Tom Macaulay | July 26, 2017
Artificial intelligence is going mainstream, and deep learning is one of its most exciting subsets.

"Some of the acceleration and uptake of deep learning wasn't due to those research breakthroughs but to the ready availability of software that lets you do this stuff," says Owen, a former senior engineer at Google.

"For example, about two years now Google released a deep learning package called TensorFlow, and that sort of thing is really what has pushed adoption and usage of deep learning forward in the mainstream by leaps and bounds.

"That's really what's driven the explosion in the last five years. It's the translation of those ideas into free software."

Deep learning often requires special hardware, but this has also become more accessible. More challenging is the knowledge and experience needed to use the various tools and techniques.

Deep learning remains largely unchartered territory, and even experienced machine learning scientists have to learn on the job when they arrive in the field. This has led to a talent war breaking out amongst the biggest tech companies on the planet.


Deep learning limitations

AI has received mixed press coverage of late, and the recent controversy of DeepMind Health's access to NHS patient records has raised privacy concerns. Deep learning raises unique challenges because as its models grow in complexity the results become harder to interpret.

"They're very complicated models that have a huge number of numbers, and it's not clear what they mean, so it's hard to understand why a result is connected to a certain input.

"That can become a problem if we need that kind of transparency in order to spot that the logic of the model is not one we wish to accept. I think the problem is these tools may let us all too easily take latent biases hidden in our data and further enshrine them by building predictive models that suggest future action."

A team of researchers at MIT may have found a solution. By analysing the activity of different neurons in a network, they could understand which individual neurons were responsible for making certain decisions. The discovery could provide a method to uncover algorithmic bias and explain specific actions derived from deep learning algorithms.

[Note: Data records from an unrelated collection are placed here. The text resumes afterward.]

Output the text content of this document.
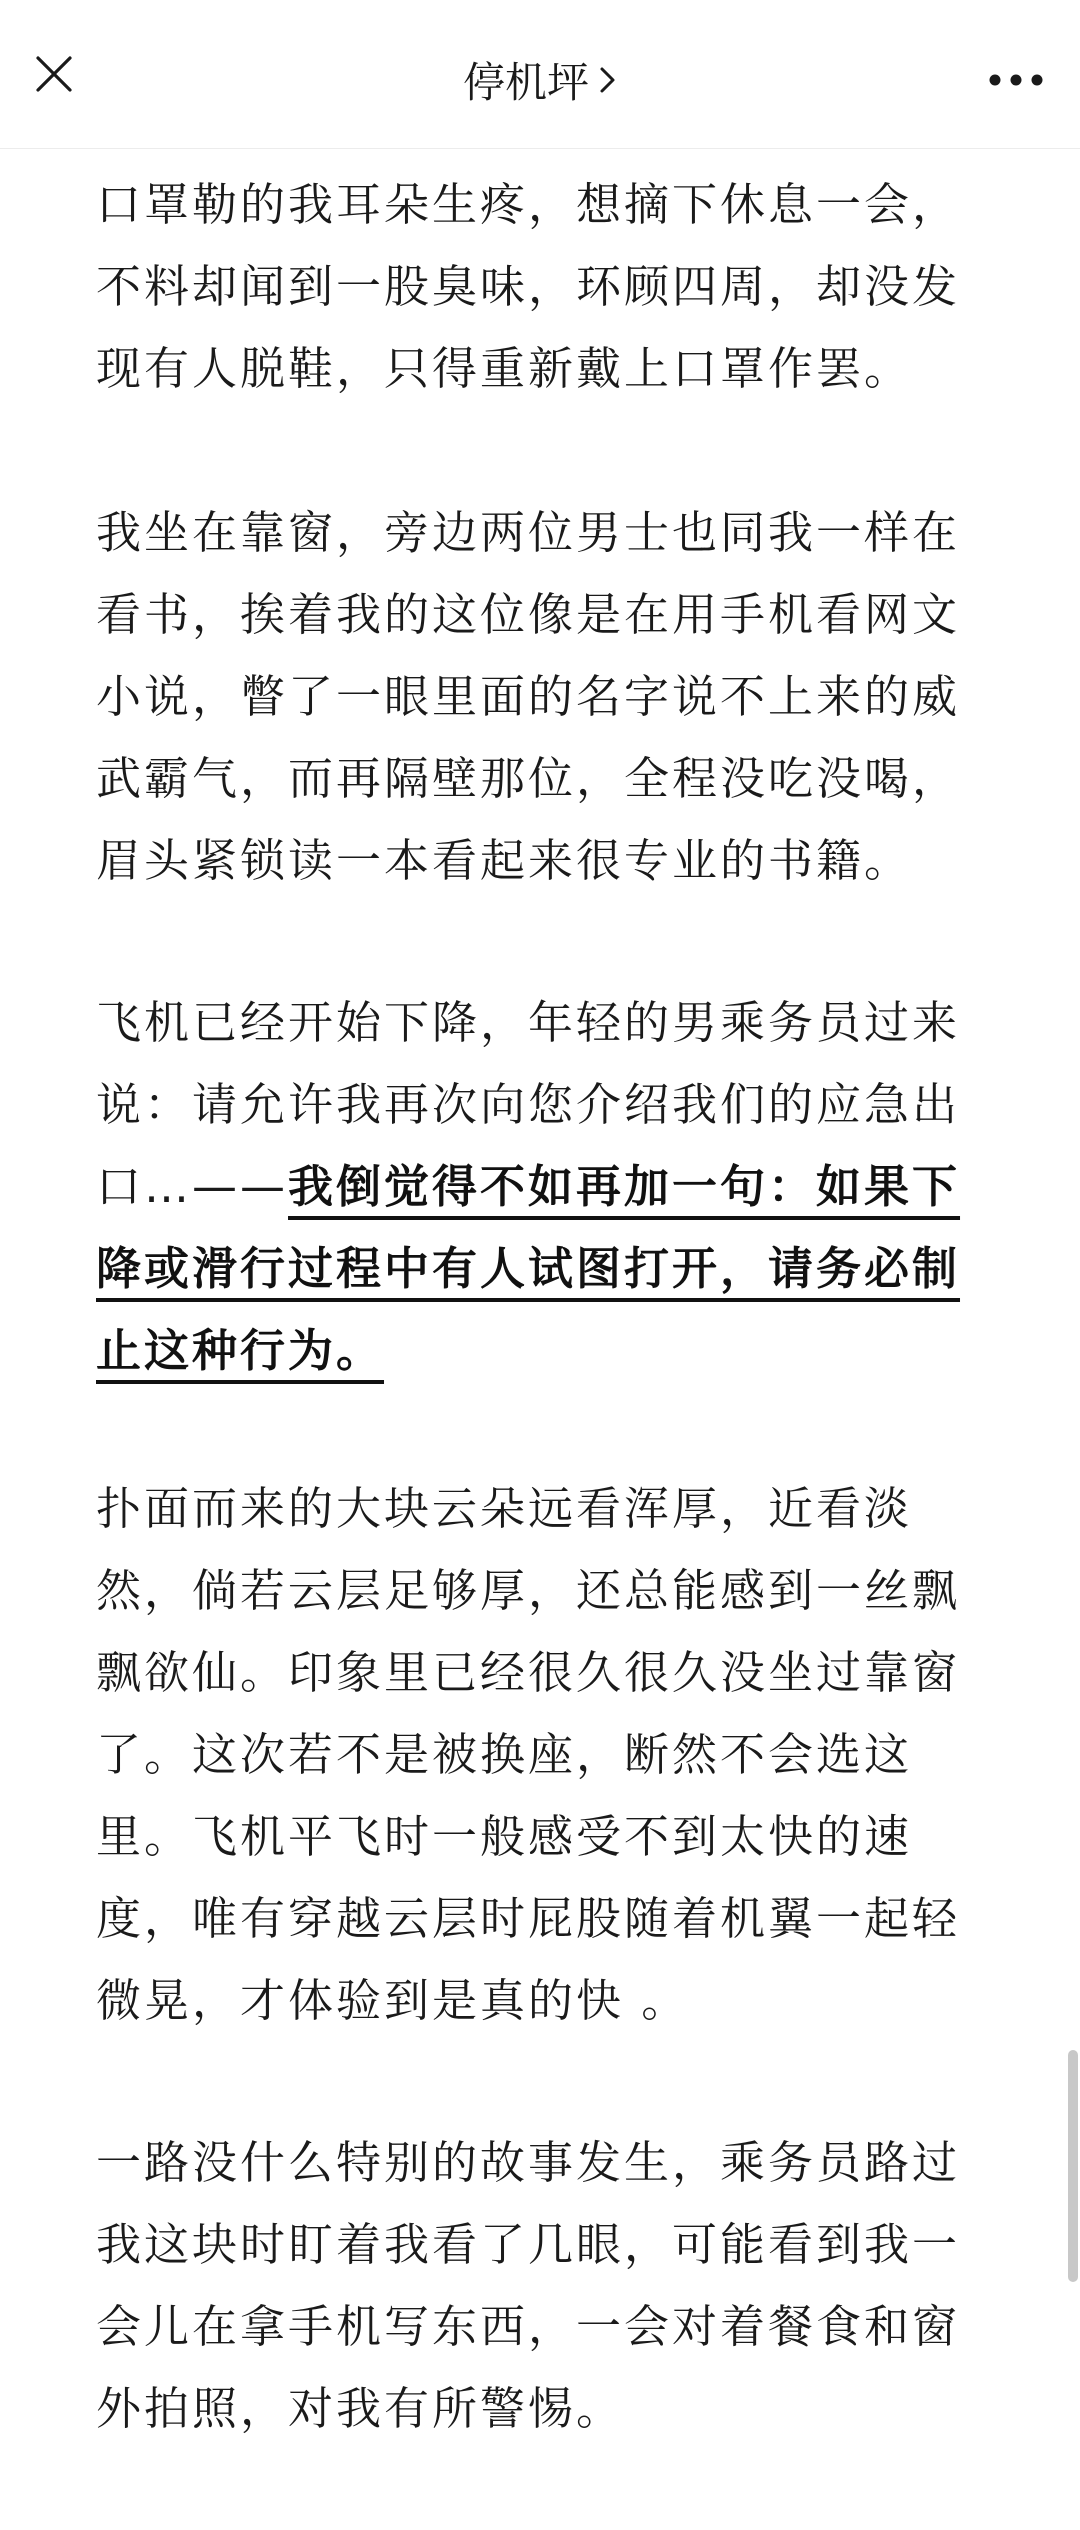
停机坪

口罩勒的我耳朵生疼，想摘下休息一会，不料却闻到一股臭味，环顾四周，却没发现有人脱鞋，只得重新戴上口罩作罢。

我坐在靠窗，旁边两位男士也同我一样在看书，挨着我的这位像是在用手机看网文小说，瞥了一眼里面的名字说不上来的威武霸气，而再隔壁那位，全程没吃没喝，眉头紧锁读一本看起来很专业的书籍。

飞机已经开始下降，年轻的男乘务员过来说：请允许我再次向您介绍我们的应急出口…——我倒觉得不如再加一句：如果下降或滑行过程中有人试图打开，请务必制止这种行为。

扑面而来的大块云朵远看浑厚，近看淡然，倘若云层足够厚，还总能感到一丝飘飘欲仙。印象里已经很久很久没坐过靠窗了。这次若不是被换座，断然不会选这里。飞机平飞时一般感受不到太快的速度，唯有穿越云层时屁股随着机翼一起轻微晃，才体验到是真的快 。

一路没什么特别的故事发生，乘务员路过我这块时盯着我看了几眼，可能看到我一会儿在拿手机写东西，一会对着餐食和窗外拍照，对我有所警惕。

Although deep learning began as an attempt to statistically model how neurons work, Owen is keen to emphasise it still doesn't reproduce the same thinking and learning of the human brain.

"I do caution people to take from all this that someone we've figured out how to make machines think. It's a powerful cross of techniques but it's more statistical models, there's no actual fundamental breakthrough in understanding the human brain here."

Neither does the growth in deep learning render other machine learning algorithms obsolete. Deep learning needs huge datasets and computing power to function effectively, and in many cases, simpler algorithms such as support vector machines will suffice.